I recorded the positions of positive detections in each frame of the video. From the positive detections I created a heatmap and then thresholded that map to identify vehicle positions. I then used scipy.ndimage.measurements.label()
to identify individual blobs in the heatmap. I then assumed each blob corresponded to a vehicle. I constructed bounding boxes to cover the area of each blob detected.
Here's an example result showing the heatmap from the test images, the result of scipy.ndimage.measurements.label()
and the bounding boxes that overlaid on the images:
Here is the output of scipy.ndimage.measurements.label()

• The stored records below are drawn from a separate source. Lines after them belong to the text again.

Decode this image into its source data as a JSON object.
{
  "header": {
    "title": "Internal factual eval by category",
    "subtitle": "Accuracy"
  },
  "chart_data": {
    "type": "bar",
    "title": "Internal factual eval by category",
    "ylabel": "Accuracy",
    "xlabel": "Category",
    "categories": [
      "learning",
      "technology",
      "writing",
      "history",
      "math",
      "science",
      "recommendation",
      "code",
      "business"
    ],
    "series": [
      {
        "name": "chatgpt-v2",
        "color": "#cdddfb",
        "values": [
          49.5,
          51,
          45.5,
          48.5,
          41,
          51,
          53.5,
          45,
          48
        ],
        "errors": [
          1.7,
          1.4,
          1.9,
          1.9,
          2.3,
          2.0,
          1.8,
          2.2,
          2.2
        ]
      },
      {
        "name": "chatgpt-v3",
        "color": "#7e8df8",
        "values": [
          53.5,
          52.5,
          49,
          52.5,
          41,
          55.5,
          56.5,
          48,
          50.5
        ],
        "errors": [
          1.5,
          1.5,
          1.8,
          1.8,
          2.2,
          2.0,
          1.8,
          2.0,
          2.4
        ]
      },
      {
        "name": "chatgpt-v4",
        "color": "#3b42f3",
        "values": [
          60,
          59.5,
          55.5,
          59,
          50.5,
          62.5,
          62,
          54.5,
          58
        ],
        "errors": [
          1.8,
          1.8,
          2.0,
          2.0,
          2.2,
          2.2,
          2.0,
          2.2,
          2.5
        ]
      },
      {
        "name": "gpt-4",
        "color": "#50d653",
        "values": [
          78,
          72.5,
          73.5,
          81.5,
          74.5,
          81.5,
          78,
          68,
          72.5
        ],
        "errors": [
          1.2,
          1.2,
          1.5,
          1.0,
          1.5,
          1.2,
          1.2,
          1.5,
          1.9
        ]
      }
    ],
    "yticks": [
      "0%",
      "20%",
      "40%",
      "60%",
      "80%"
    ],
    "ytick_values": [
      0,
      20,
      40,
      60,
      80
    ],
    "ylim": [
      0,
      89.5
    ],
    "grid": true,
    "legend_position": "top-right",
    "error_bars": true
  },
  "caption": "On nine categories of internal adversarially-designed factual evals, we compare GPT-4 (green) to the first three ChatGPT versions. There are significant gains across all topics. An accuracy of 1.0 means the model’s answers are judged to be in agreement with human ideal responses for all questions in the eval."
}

on the integrated heatmap:
Here the resulting bounding boxes are drawn onto the test images:
###Discussion
####1. Briefly discuss any problems / issues you faced in your implementation of this project. Where will your pipeline likely fail? What could you do to make it more robust?
The main problems I face in your implementation of this project is find the right combination of sliding window search tatics. It took me a lot of time to try difference tatics and get the final result.
My pipeline may fail on condition where a lot of car on the street, where the positive detections boxes on each car will probably pile up on each other. And in the condition like fog, rain where the shape of a car can't be properly capture, my classifier may not capable to make the right prediction.
Use the both the color features and hog features to train the classifer could improve the accuracy of prediction under more complicate condition. And make my pipeline more robust.